Par un mémoire, enregistré le 20 mars 2024, la commune de Givors conclut au rejet de la requête, au besoin après application de l’article L. 600-5-1 du code de l’urbanisme, et à ce qu’une somme de 3 000 euros soit mise à la charge du requérant au titre de l’article L. 761-1 du code de justice administrative.
Elle soutient que :
— la requête est irrecevable en application de l’article L. 600-1-3 du code de l’urbanisme dès lors que le requérant, devenu propriétaire postérieurement à la délivrance du permis de construire attaqué, ne justifie pas d’un intérêt pour agir ;
— les moyens soulevés par le requérant ne sont pas fondés.
La clôture immédiate de l’instruction a été prononcée le 6 mai 2024, par l’avis d’audience du même jour.
Un mémoire, enregistré le 6 mai 2024 à 18h50, soit postérieurement à la clôture de l’instruction, a été produit pour M. C.
Vu les autres pièces du dossier.
Vu :
— le code de l’urbanisme ;
— le code de justice administrative.
Les parties ont été régulièrement averties du jour de l’audience.
Ont été entendus au cours de l’audience publique :
— le rapport de Mme Flechet, rapporteure,
— les conclusions de M. Bodin-Hullin, rapporteur public,
— et les observations de Me Cadet, représentant M. C, requérant.
Considérant ce qui suit :
1. Par un arrêté du 3 octobre 2017, le maire de Givors a délivré à M. A un permis de construire, valant permis de démolir, pour la réalisation d’un bâtiment A de deux logements et la modification d’un bâtiment B existant pour y créer quatre logements. Par lettre du 23 avril 2023, M. C, voisin immédiat du terrain d’assiette du projet, a d’une part formé un recours gracieux contre cette autorisation d’urbanisme, d’autre part demandé au maire de Givors d’en constater la caducité et de prendre en conséquence un arrêté interruptif de travaux.

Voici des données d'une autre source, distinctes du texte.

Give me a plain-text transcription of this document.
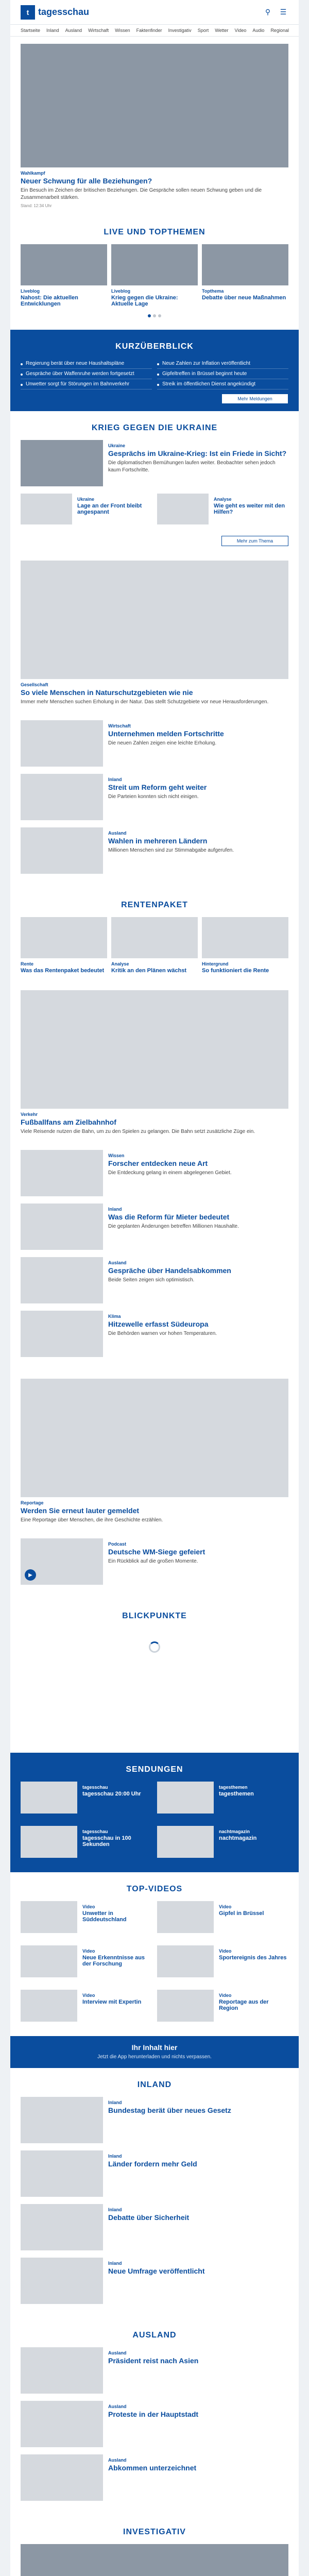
t tagesschau	⚲	☰
Startseite Inland Ausland Wirtschaft Wissen Faktenfinder Investigativ Sport Wetter Video Audio Regional
Wahlkampf
Neuer Schwung für alle Beziehungen?
Ein Besuch im Zeichen der britischen Beziehungen. Die Gespräche sollen neuen Schwung geben und die Zusammenarbeit stärken.
Stand: 12:34 Uhr
LIVE UND TOPTHEMEN
Liveblog
Nahost: Die aktuellen Entwicklungen
Liveblog
Krieg gegen die Ukraine: Aktuelle Lage
Topthema
Debatte über neue Maßnahmen
KURZÜBERBLICK
Regierung berät über neue Haushaltspläne
Gespräche über Waffenruhe werden fortgesetzt
Unwetter sorgt für Störungen im Bahnverkehr
Neue Zahlen zur Inflation veröffentlicht
Gipfeltreffen in Brüssel beginnt heute
Streik im öffentlichen Dienst angekündigt
Mehr Meldungen
KRIEG GEGEN DIE UKRAINE
Ukraine
Gesprächs im Ukraine-Krieg: Ist ein Friede in Sicht?
Die diplomatischen Bemühungen laufen weiter. Beobachter sehen jedoch kaum Fortschritte.
Ukraine
Lage an der Front bleibt angespannt
Analyse
Wie geht es weiter mit den Hilfen?
Mehr zum Thema
Gesellschaft
So viele Menschen in Naturschutzgebieten wie nie
Immer mehr Menschen suchen Erholung in der Natur. Das stellt Schutzgebiete vor neue Herausforderungen.
Wirtschaft
Unternehmen melden Fortschritte
Die neuen Zahlen zeigen eine leichte Erholung.
Inland
Streit um Reform geht weiter
Die Parteien konnten sich nicht einigen.
Ausland
Wahlen in mehreren Ländern
Millionen Menschen sind zur Stimmabgabe aufgerufen.
RENTENPAKET
Rente
Was das Rentenpaket bedeutet
Analyse
Kritik an den Plänen wächst
Hintergrund
So funktioniert die Rente
Verkehr
Fußballfans am Zielbahnhof
Viele Reisende nutzen die Bahn, um zu den Spielen zu gelangen. Die Bahn setzt zusätzliche Züge ein.
Wissen
Forscher entdecken neue Art
Die Entdeckung gelang in einem abgelegenen Gebiet.
Inland
Was die Reform für Mieter bedeutet
Die geplanten Änderungen betreffen Millionen Haushalte.
Ausland
Gespräche über Handelsabkommen
Beide Seiten zeigen sich optimistisch.
Klima
Hitzewelle erfasst Südeuropa
Die Behörden warnen vor hohen Temperaturen.
Reportage
Werden Sie erneut lauter gemeldet
Eine Reportage über Menschen, die ihre Geschichte erzählen.
▶
Podcast
Deutsche WM-Siege gefeiert
Ein Rückblick auf die großen Momente.
BLICKPUNKTE
SENDUNGEN
tagesschau
tagesschau 20:00 Uhr
tagesthemen
tagesthemen
tagesschau
tagesschau in 100 Sekunden
nachtmagazin
nachtmagazin
TOP-VIDEOS
Video
Unwetter in Süddeutschland
Video
Gipfel in Brüssel
Video
Neue Erkenntnisse aus der Forschung
Video
Sportereignis des Jahres
Video
Interview mit Expertin
Video
Reportage aus der Region
Ihr Inhalt hier
Jetzt die App herunterladen und nichts verpassen.
INLAND
Inland
Bundestag berät über neues Gesetz
Inland
Länder fordern mehr Geld
Inland
Debatte über Sicherheit
Inland
Neue Umfrage veröffentlicht
AUSLAND
Ausland
Präsident reist nach Asien
Ausland
Proteste in der Hauptstadt
Ausland
Abkommen unterzeichnet
INVESTIGATIV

Ces demandes ayant été rejetées, M. C sollicite l’annulation de cette autorisation d’urbanisme ainsi que de la décision du 16 juin 2023 rejetant sa demande tendant au constat de la caducité de l’autorisation d’urbanisme en cause.
Sur la fin de non-recevoir :
2. Aux termes de l’article L. 600-1-2 du code de l’urbanisme : « Une personne autre que l’Etat, les collectivités territoriales ou leurs groupements ou une association n’est recevable à former un recours pour excès de pouvoir contre une décision relative à l’occupation ou à l’utilisation du sol régie par le présent code que si la construction, l’aménagement ou le projet autorisé sont de nature à affecter directement les conditions d’occupation, d’utilisation ou de jouissance du bien qu’elle détient ou occupe régulièrement ou pour lequel elle bénéficie d’une promesse de vente, de bail, ou d’un contrat préliminaire mentionné à l’article L. 261-15 du code de la construction et de l’habitation. ». En vertu de l’article L. 600-1-3 de ce code : « Sauf pour le requérant à justifier de circonstances particulières, l’intérêt pour agir contre un permis de construire, de démolir ou d’aménager s’apprécie à la date d’affichage en mairie de la demande du pétitionnaire. ».
3. Il est constant que M. C est devenu propriétaire d’un terrain voisin de la parcelle objet du permis de construire dont il demande l’annulation postérieurement à sa délivrance à M. A. Toutefois, il ne ressort pas des pièces du dossier que la demande de permis de construire déposée le 18 avril 2017 ait été affichée en mairie. Dans ces conditions, la commune de Givors n’est pas fondée à soutenir que le requérant ne justifie pas d’un intérêt pour agir au motif qu’il est devenu propriétaire postérieurement à la date d’affichage en mairie de la demande de permis de construire en litige. La fin de non-recevoir ainsi opposée doit être écartée.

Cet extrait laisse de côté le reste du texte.